Asset Based Lending

Asset Based Lending

Working Capital
Asset Based Lending

Asset Business Lending is a loan secured by collateral assets. The loan, or line of credit, is secured by inventory, accounts receivable and/or other balance-sheet assets. Asset Based Lending is often used to meet various cash flow needs of companies, for example, meeting payroll or building inventory. Interest rates on these loans are less than interest rates on an unsecured loan or line of credit because if the borrower defaults the lender has the ability to seize assets and attempt to recoup their lending costs.

 

Do you need working capital to help fund payroll, finance a business acquisition, or buy out a business partner?
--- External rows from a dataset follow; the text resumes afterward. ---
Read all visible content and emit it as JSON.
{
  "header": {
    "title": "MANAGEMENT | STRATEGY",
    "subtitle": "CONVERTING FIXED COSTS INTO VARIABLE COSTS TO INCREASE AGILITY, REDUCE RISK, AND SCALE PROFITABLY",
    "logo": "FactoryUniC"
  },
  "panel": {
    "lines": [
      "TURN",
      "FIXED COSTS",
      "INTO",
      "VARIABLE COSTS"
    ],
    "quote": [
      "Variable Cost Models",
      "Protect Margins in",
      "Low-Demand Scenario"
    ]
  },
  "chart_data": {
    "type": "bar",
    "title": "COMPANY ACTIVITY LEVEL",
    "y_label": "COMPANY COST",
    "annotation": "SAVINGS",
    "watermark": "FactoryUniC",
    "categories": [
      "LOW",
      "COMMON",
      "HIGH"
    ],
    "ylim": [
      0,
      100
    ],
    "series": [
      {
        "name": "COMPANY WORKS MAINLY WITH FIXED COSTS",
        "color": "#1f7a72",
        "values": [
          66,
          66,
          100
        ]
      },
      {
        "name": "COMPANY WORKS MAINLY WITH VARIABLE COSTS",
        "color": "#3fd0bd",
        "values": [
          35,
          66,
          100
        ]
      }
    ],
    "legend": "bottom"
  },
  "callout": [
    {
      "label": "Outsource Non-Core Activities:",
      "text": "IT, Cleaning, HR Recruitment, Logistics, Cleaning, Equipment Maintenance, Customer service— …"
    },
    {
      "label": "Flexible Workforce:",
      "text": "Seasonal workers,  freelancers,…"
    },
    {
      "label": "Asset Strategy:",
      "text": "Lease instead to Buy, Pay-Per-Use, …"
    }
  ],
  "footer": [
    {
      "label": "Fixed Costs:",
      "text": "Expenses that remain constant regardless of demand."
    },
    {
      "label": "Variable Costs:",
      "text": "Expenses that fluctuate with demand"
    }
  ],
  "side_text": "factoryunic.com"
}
Is your bank unwilling to loan on accounts receivable or inventory?

MNA partners with the top capital service providers in the United States to help your firm finance up to 80% of eligible receivables and 50% of finished inventory. Asset based lending is a great solution for businesses that have needs that are outside the realm traditional banks can offer. Whether it’s greater leverage, softer covenants, or more flexibility, asset based structures can be customized to meet the needs of each individual company. Asset based lending provides a line of credit based on your company’s eligibility.

  • Accounts receivable
  • Inventory
  • Machinery and equipment

 

Asset based lending offers more flexibility than other methods of financing, and it is a fast and cost-effective way to obtain working capital. Unlike certain types of structured financial products, with an asset based lending relationship, you do not have to give up equity in your company. Asset Based Lending gives your company the flexibility it needs to grow, recapitalize, take advantage of supplier discounts, buy-out shareholders, or even to fund payroll. It can increase or decrease based on your current business size and needs, and you’ll have daily and weekly access to your line of credit when you request it.

Asset based loans can be a much-needed source of capital for companies that are rapidly growing, highly leveraged or in the midst of a turnaround or undercapitalized. Sometimes a company simply needs that infusion of cash to get over a financial hump or prevent growth from stalling out. The loans are especially well-suited for manufacturers, distributors and service companies with a leveraged balance sheet whose seasonal needs and industry cycles often hamper their cash flow. Asset based loans can also be used to finance acquisitions.